P. L. M : Pensez-vous que M. ROCARD puisse apporter cette politique au cours de prochains mois ?

R. : Non, je ne le pense pas. Je le dis et je ne voudrais pas que cela nuise à nos relations qui ont toujours été cordiales. Mais je pense que les choix de M. ROCARD sur le fond des choses ne sont pas très différents de ceux d'E. BALLADUR, c'est-à-dire que la politique qu'il a appliquée et qu'il appliquerait ressemblerait beaucoup à celle qui est mise en œuvre aujourd'hui. À l'arrière-plan, c'est le même inspirateur à savoir M. TRICHET. C'est la voix de M. TRICHET que l'on entend par la bouche d'E. BALLADUR ou de M. ROCARD. N'oublions pas que M. TRICHET a été le directeur du Trésor de tous les gouvernements de la gauche.

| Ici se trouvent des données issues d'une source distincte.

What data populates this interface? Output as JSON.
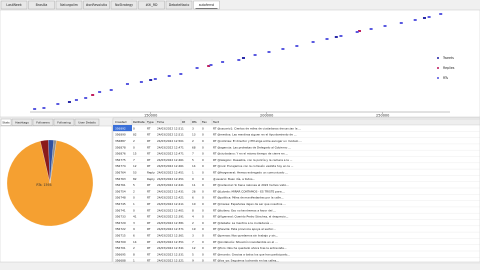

C'est la même politique d'argent cher, de récession, de chômage avec laquelle il faut rompre. C'est cette question qui n'a jamais été posée aux Français.

A. ARDISSON : Vous sentez-vous comptable des reports de voix à gauche et considérez-vous qu'il y a une renaissance de ce qu'on appelait naguère l'union de la gauche ?

R. : J'ai appelé à la discipline républicaine dès lundi dernier et j'ai demandé qu'au deuxième tour, toutes les voix de mes amis se reportent sur les candidats de gauche les mieux placés. La perspective dans laquelle je m'inscris est celle de la reconstruction d'une gauche républicaine, d'une gauche dans laquelle pourront se reconnaître des gens qui jusqu'à présent s'n sont tenus à l'écart. Mais ma perspective est très claire, c'est la rénovation, c'est la reconstruction de la gauche. Nous voulons offrir une alternative. Le Mouvement des citoyens soutiendra une liste aux élections européennes qui fera clairement apparaître qu'une autre politique est possible parce qu'elle est nécessaire.

I. L. : Que doit-être l'initiative d'E. BALLADUR pour que vous l'applaudissez ?

R. : Si E. BALLADUR renonce à ce projet des CIP, c'est une bonne chose. Mais cela ne suffit pas. On aurait tort de se précipiter pour applaudir déjà une initiative que l'on ne connaît pas. Il faut aller au-delà du problème des CIP, parce que ce qui est en cause c'est le chômage des jeunes. Seule une autre politique globale, une équation bien posée, faisant appel à l'effort collectif et au sens du partage, mais aussi une orientation non-malthusienne, dynamique pariant sur la production peut nous permettre de retrouver un chemin vers l'avenir, un optimisme. Ceci implique naturellement que l'on fasse beaucoup de ménage dans les têtes à droite et à gauche.

I. L. : Serez-vous candidat à l'élection présidentielle ?

R. : Je ferais en sorte qu'il ait une liste aux élections européennes dans à peine trois mois. Nous verrons à cette occasion qu'il y a dans le pays des gens honnêtes, des gens qui veulent que ça change, des gens qui ne se tourneront pas vers les démagogues ou vers les farfelus. Des gens qui sauront réconcilier leur réalisme et l'humanisme. C'est cela la voix de la République, la voie authentique de la République. Celle que vous avez pu entendre par le passé avec P. MENDÈS-FRANCE. Je pense que c'est cette voix-là que l'on attend.